The Crown producers apologize for wage-gap scandal, won't say if Claire Foy will get back pay
One week after leaving fans of its series The Crown angrily clutching their pearls after it was revealed that star Claire Foy was being paid less for her role as Queen Elizabeth II than her co-star Matt Smith was being paid to play Elizabeth’s husband and not-queen Prince Phillip, production company Left Bank has apologized for the whole indiscreet affair. Said indiscretion seems to be more on Left Bank’s mind than the actual pay inequality itself, as the company goes out of its way to apologize to both Foy and Smith in its statement. It reads:
We want to apologize to both Claire Foy and to Matt Smith, brilliant actors and friends, who have found themselves at the center of a media storm this week through no fault of their own. Claire and Matt are incredibly gifted actors who, along with the wider cast on The Crown have worked tirelessly to bring our characters to life with compassion and integrity. As the producers of The Crown, we at Left Bank Pictures are responsible for budgets and salaries; the actors are not aware of who gets what, and cannot be held personally responsible for the pay of their colleagues.
Left Bank also expressed its support for closing the gender pay gap in film and TV, but wouldn’t comment on whether it would retroactively award Foy with a salary truly fit for a queen. As usual, the culprit here seems to be the system of “quotes” that typically dictates pay negotiations for actors, in which an actor is paid based on the size and success of their previous roles rather than the current one. Smith was fresh off of a run as Doctor Who when he signed on for The Crown, a role that was deemed higher-profile and therefore more bankable than Foy’s role as Anne Boleyn in the BBC historical series Wolf Hall.

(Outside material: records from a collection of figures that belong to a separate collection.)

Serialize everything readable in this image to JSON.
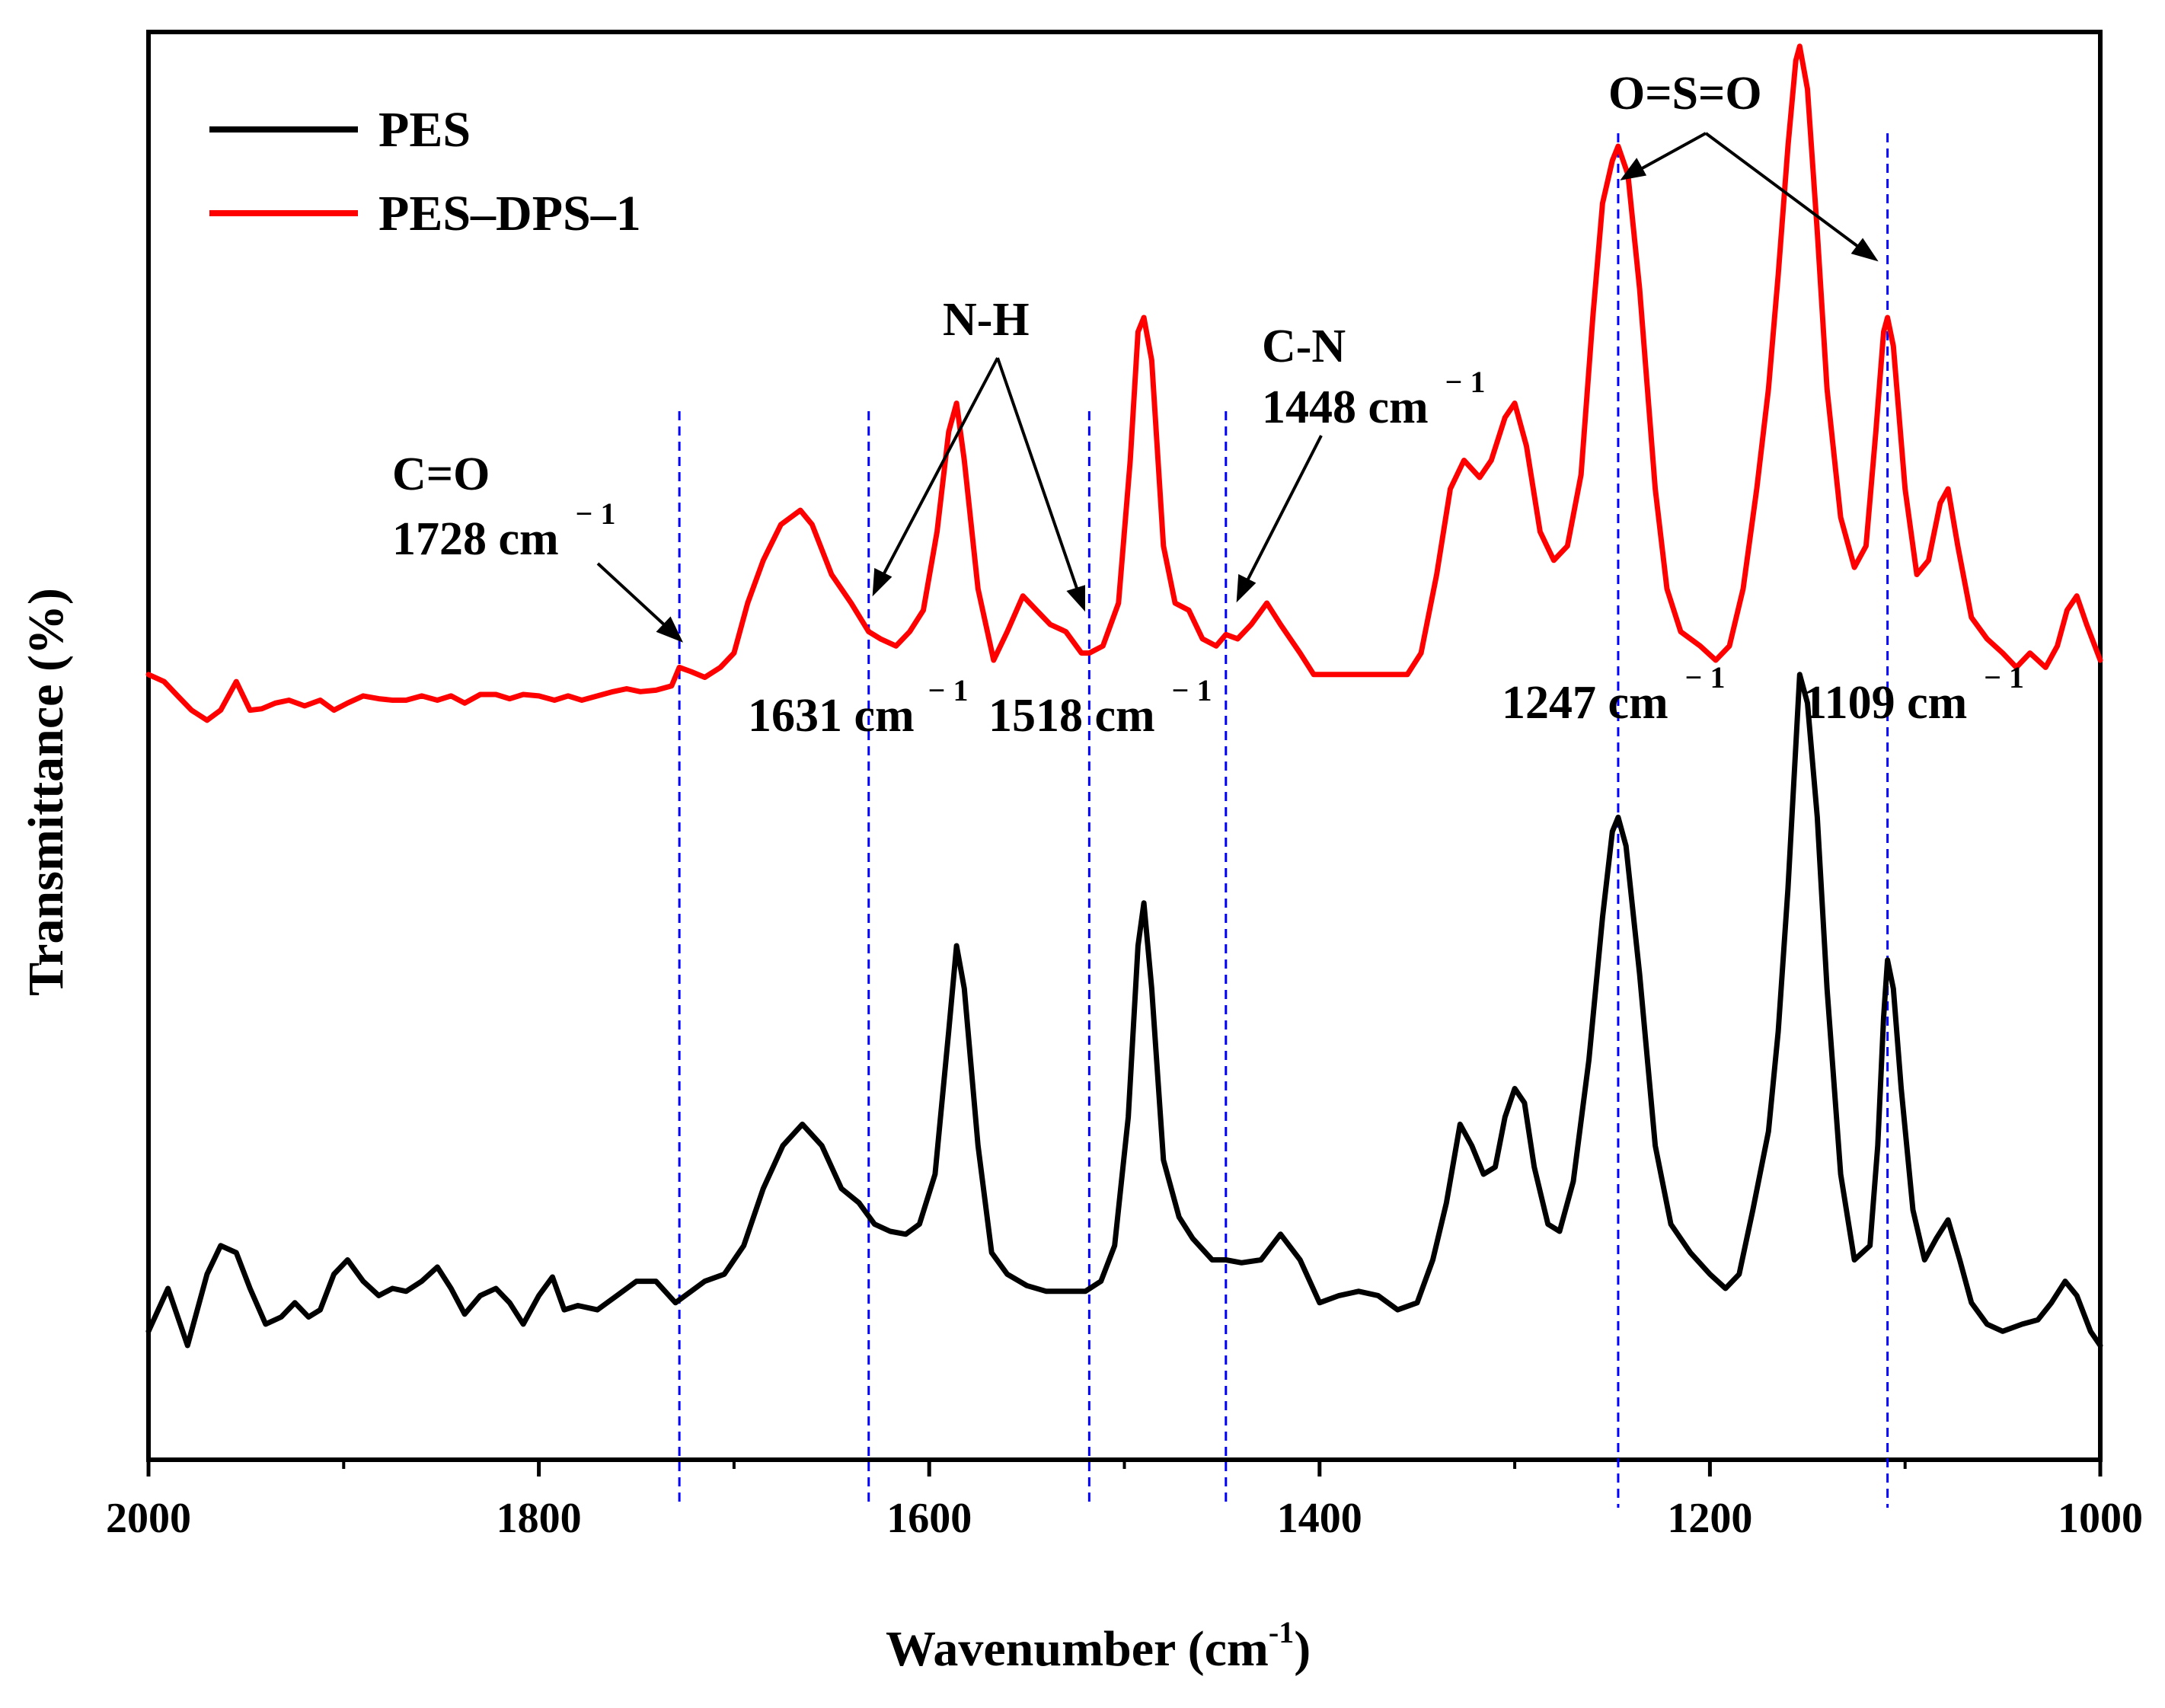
{
  "chart_data": {
    "type": "line",
    "xlabel": "Wavenumber (cm",
    "xlabel_unit_sup": "-1",
    "xlabel_close": ")",
    "ylabel": "Transmittance (%)",
    "xlim": [
      2000,
      1000
    ],
    "ylim": [
      0,
      100
    ],
    "x_ticks": [
      2000,
      1800,
      1600,
      1400,
      1200,
      1000
    ],
    "legend": {
      "position": "top-left",
      "entries": [
        "PES",
        "PES–DPS–1"
      ]
    },
    "colors": {
      "PES": "#000000",
      "PES–DPS–1": "#ff0000",
      "guide": "#0000ff"
    },
    "series": [
      {
        "name": "PES",
        "color": "#000000",
        "points": [
          [
            2000,
            9
          ],
          [
            1990,
            12
          ],
          [
            1980,
            8
          ],
          [
            1970,
            13
          ],
          [
            1963,
            15
          ],
          [
            1955,
            14.5
          ],
          [
            1948,
            12
          ],
          [
            1940,
            9.5
          ],
          [
            1932,
            10
          ],
          [
            1925,
            11
          ],
          [
            1918,
            10
          ],
          [
            1912,
            10.5
          ],
          [
            1905,
            13
          ],
          [
            1898,
            14
          ],
          [
            1890,
            12.5
          ],
          [
            1882,
            11.5
          ],
          [
            1875,
            12
          ],
          [
            1868,
            11.8
          ],
          [
            1860,
            12.5
          ],
          [
            1852,
            13.5
          ],
          [
            1845,
            12
          ],
          [
            1838,
            10.2
          ],
          [
            1830,
            11.5
          ],
          [
            1822,
            12
          ],
          [
            1815,
            11
          ],
          [
            1808,
            9.5
          ],
          [
            1800,
            11.5
          ],
          [
            1793,
            12.8
          ],
          [
            1787,
            10.5
          ],
          [
            1780,
            10.8
          ],
          [
            1770,
            10.5
          ],
          [
            1760,
            11.5
          ],
          [
            1750,
            12.5
          ],
          [
            1740,
            12.5
          ],
          [
            1730,
            11
          ],
          [
            1722,
            11.8
          ],
          [
            1715,
            12.5
          ],
          [
            1705,
            13
          ],
          [
            1695,
            15
          ],
          [
            1685,
            19
          ],
          [
            1675,
            22
          ],
          [
            1665,
            23.5
          ],
          [
            1655,
            22
          ],
          [
            1645,
            19
          ],
          [
            1636,
            18
          ],
          [
            1628,
            16.5
          ],
          [
            1620,
            16
          ],
          [
            1612,
            15.8
          ],
          [
            1605,
            16.5
          ],
          [
            1597,
            20
          ],
          [
            1590,
            30
          ],
          [
            1586,
            36
          ],
          [
            1582,
            33
          ],
          [
            1575,
            22
          ],
          [
            1568,
            14.5
          ],
          [
            1560,
            13
          ],
          [
            1550,
            12.2
          ],
          [
            1540,
            11.8
          ],
          [
            1530,
            11.8
          ],
          [
            1520,
            11.8
          ],
          [
            1512,
            12.5
          ],
          [
            1505,
            15
          ],
          [
            1498,
            24
          ],
          [
            1493,
            36
          ],
          [
            1490,
            39
          ],
          [
            1486,
            33
          ],
          [
            1480,
            21
          ],
          [
            1472,
            17
          ],
          [
            1465,
            15.5
          ],
          [
            1455,
            14
          ],
          [
            1448,
            14
          ],
          [
            1440,
            13.8
          ],
          [
            1430,
            14
          ],
          [
            1420,
            15.8
          ],
          [
            1410,
            14
          ],
          [
            1400,
            11
          ],
          [
            1390,
            11.5
          ],
          [
            1380,
            11.8
          ],
          [
            1370,
            11.5
          ],
          [
            1360,
            10.5
          ],
          [
            1350,
            11
          ],
          [
            1342,
            14
          ],
          [
            1335,
            18
          ],
          [
            1328,
            23.5
          ],
          [
            1322,
            22
          ],
          [
            1316,
            20
          ],
          [
            1310,
            20.5
          ],
          [
            1305,
            24
          ],
          [
            1300,
            26
          ],
          [
            1295,
            25
          ],
          [
            1290,
            20.5
          ],
          [
            1283,
            16.5
          ],
          [
            1277,
            16
          ],
          [
            1270,
            19.5
          ],
          [
            1262,
            28
          ],
          [
            1255,
            38
          ],
          [
            1250,
            44
          ],
          [
            1247,
            45
          ],
          [
            1243,
            43
          ],
          [
            1236,
            34
          ],
          [
            1228,
            22
          ],
          [
            1220,
            16.5
          ],
          [
            1210,
            14.5
          ],
          [
            1200,
            13
          ],
          [
            1192,
            12
          ],
          [
            1185,
            13
          ],
          [
            1178,
            17.5
          ],
          [
            1170,
            23
          ],
          [
            1165,
            30
          ],
          [
            1160,
            40
          ],
          [
            1156,
            50
          ],
          [
            1154,
            55
          ],
          [
            1150,
            53
          ],
          [
            1145,
            45
          ],
          [
            1140,
            33
          ],
          [
            1133,
            20
          ],
          [
            1126,
            14
          ],
          [
            1118,
            15
          ],
          [
            1114,
            22
          ],
          [
            1111,
            31
          ],
          [
            1109,
            35
          ],
          [
            1106,
            33
          ],
          [
            1102,
            26
          ],
          [
            1096,
            17.5
          ],
          [
            1090,
            14
          ],
          [
            1084,
            15.5
          ],
          [
            1078,
            16.8
          ],
          [
            1072,
            14
          ],
          [
            1066,
            11
          ],
          [
            1058,
            9.5
          ],
          [
            1050,
            9
          ],
          [
            1040,
            9.5
          ],
          [
            1032,
            9.8
          ],
          [
            1025,
            11
          ],
          [
            1018,
            12.5
          ],
          [
            1012,
            11.5
          ],
          [
            1005,
            9
          ],
          [
            1000,
            8
          ]
        ]
      },
      {
        "name": "PES–DPS–1",
        "color": "#ff0000",
        "points": [
          [
            2000,
            55
          ],
          [
            1992,
            54.5
          ],
          [
            1985,
            53.5
          ],
          [
            1978,
            52.5
          ],
          [
            1970,
            51.8
          ],
          [
            1963,
            52.5
          ],
          [
            1955,
            54.5
          ],
          [
            1948,
            52.5
          ],
          [
            1942,
            52.6
          ],
          [
            1935,
            53
          ],
          [
            1928,
            53.2
          ],
          [
            1920,
            52.8
          ],
          [
            1912,
            53.2
          ],
          [
            1905,
            52.5
          ],
          [
            1898,
            53
          ],
          [
            1890,
            53.5
          ],
          [
            1882,
            53.3
          ],
          [
            1875,
            53.2
          ],
          [
            1868,
            53.2
          ],
          [
            1860,
            53.5
          ],
          [
            1852,
            53.2
          ],
          [
            1845,
            53.5
          ],
          [
            1838,
            53
          ],
          [
            1830,
            53.6
          ],
          [
            1822,
            53.6
          ],
          [
            1815,
            53.3
          ],
          [
            1808,
            53.6
          ],
          [
            1800,
            53.5
          ],
          [
            1792,
            53.2
          ],
          [
            1785,
            53.5
          ],
          [
            1778,
            53.2
          ],
          [
            1770,
            53.5
          ],
          [
            1762,
            53.8
          ],
          [
            1755,
            54
          ],
          [
            1748,
            53.8
          ],
          [
            1740,
            53.9
          ],
          [
            1732,
            54.2
          ],
          [
            1728,
            55.5
          ],
          [
            1722,
            55.2
          ],
          [
            1715,
            54.8
          ],
          [
            1707,
            55.5
          ],
          [
            1700,
            56.5
          ],
          [
            1693,
            60
          ],
          [
            1685,
            63
          ],
          [
            1676,
            65.5
          ],
          [
            1666,
            66.5
          ],
          [
            1660,
            65.5
          ],
          [
            1650,
            62
          ],
          [
            1640,
            60
          ],
          [
            1631,
            58
          ],
          [
            1625,
            57.5
          ],
          [
            1617,
            57
          ],
          [
            1610,
            58
          ],
          [
            1603,
            59.5
          ],
          [
            1596,
            65
          ],
          [
            1590,
            72
          ],
          [
            1586,
            74
          ],
          [
            1582,
            70
          ],
          [
            1575,
            61
          ],
          [
            1567,
            56
          ],
          [
            1560,
            58
          ],
          [
            1552,
            60.5
          ],
          [
            1545,
            59.5
          ],
          [
            1538,
            58.5
          ],
          [
            1530,
            58
          ],
          [
            1522,
            56.5
          ],
          [
            1518,
            56.5
          ],
          [
            1511,
            57
          ],
          [
            1503,
            60
          ],
          [
            1497,
            70
          ],
          [
            1493,
            79
          ],
          [
            1490,
            80
          ],
          [
            1486,
            77
          ],
          [
            1480,
            64
          ],
          [
            1474,
            60
          ],
          [
            1467,
            59.5
          ],
          [
            1460,
            57.5
          ],
          [
            1453,
            57
          ],
          [
            1448,
            57.8
          ],
          [
            1442,
            57.5
          ],
          [
            1435,
            58.5
          ],
          [
            1427,
            60
          ],
          [
            1420,
            58.5
          ],
          [
            1410,
            56.5
          ],
          [
            1403,
            55
          ],
          [
            1395,
            55
          ],
          [
            1385,
            55
          ],
          [
            1375,
            55
          ],
          [
            1365,
            55
          ],
          [
            1355,
            55
          ],
          [
            1348,
            56.5
          ],
          [
            1340,
            62
          ],
          [
            1333,
            68
          ],
          [
            1326,
            70
          ],
          [
            1318,
            68.8
          ],
          [
            1312,
            70
          ],
          [
            1305,
            73
          ],
          [
            1300,
            74
          ],
          [
            1294,
            71
          ],
          [
            1287,
            65
          ],
          [
            1280,
            63
          ],
          [
            1273,
            64
          ],
          [
            1266,
            69
          ],
          [
            1260,
            80
          ],
          [
            1255,
            88
          ],
          [
            1250,
            91
          ],
          [
            1247,
            92
          ],
          [
            1242,
            90
          ],
          [
            1236,
            82
          ],
          [
            1228,
            68
          ],
          [
            1222,
            61
          ],
          [
            1215,
            58
          ],
          [
            1205,
            57
          ],
          [
            1197,
            56
          ],
          [
            1190,
            57
          ],
          [
            1183,
            61
          ],
          [
            1176,
            68
          ],
          [
            1170,
            75
          ],
          [
            1165,
            83
          ],
          [
            1160,
            92
          ],
          [
            1156,
            98
          ],
          [
            1154,
            99
          ],
          [
            1150,
            96
          ],
          [
            1145,
            86
          ],
          [
            1140,
            75
          ],
          [
            1133,
            66
          ],
          [
            1126,
            62.5
          ],
          [
            1120,
            64
          ],
          [
            1115,
            72
          ],
          [
            1111,
            79
          ],
          [
            1109,
            80
          ],
          [
            1106,
            78
          ],
          [
            1100,
            68
          ],
          [
            1094,
            62
          ],
          [
            1088,
            63
          ],
          [
            1082,
            67
          ],
          [
            1078,
            68
          ],
          [
            1073,
            64
          ],
          [
            1066,
            59
          ],
          [
            1058,
            57.5
          ],
          [
            1050,
            56.5
          ],
          [
            1043,
            55.5
          ],
          [
            1036,
            56.5
          ],
          [
            1028,
            55.5
          ],
          [
            1022,
            57
          ],
          [
            1017,
            59.5
          ],
          [
            1012,
            60.5
          ],
          [
            1007,
            58.5
          ],
          [
            1000,
            56
          ]
        ]
      }
    ],
    "guide_lines": [
      1728,
      1631,
      1518,
      1448,
      1247,
      1109
    ],
    "annotations": [
      {
        "label": "C=O",
        "value": "1728 cm",
        "sup": "− 1"
      },
      {
        "label": "N-H"
      },
      {
        "value": "1631 cm",
        "sup": "− 1"
      },
      {
        "value": "1518 cm",
        "sup": "− 1"
      },
      {
        "label": "C-N",
        "value": "1448 cm",
        "sup": "− 1"
      },
      {
        "label": "O=S=O"
      },
      {
        "value": "1247 cm",
        "sup": "− 1"
      },
      {
        "value": "1109 cm",
        "sup": "− 1"
      }
    ]
  }
}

In this way, even when they do end up landing a rare title role, women end up getting paid less for those roles based on the dozens of girlfriends and wives and other secondary characters they’ve been forced to play in the past. It’s a systemic obstacle, in other words, one that reflects the conscious and unconscious biases of the men who are still overwhelmingly writing and greenlighting film and TV projects, even those that star women. Ah, show business.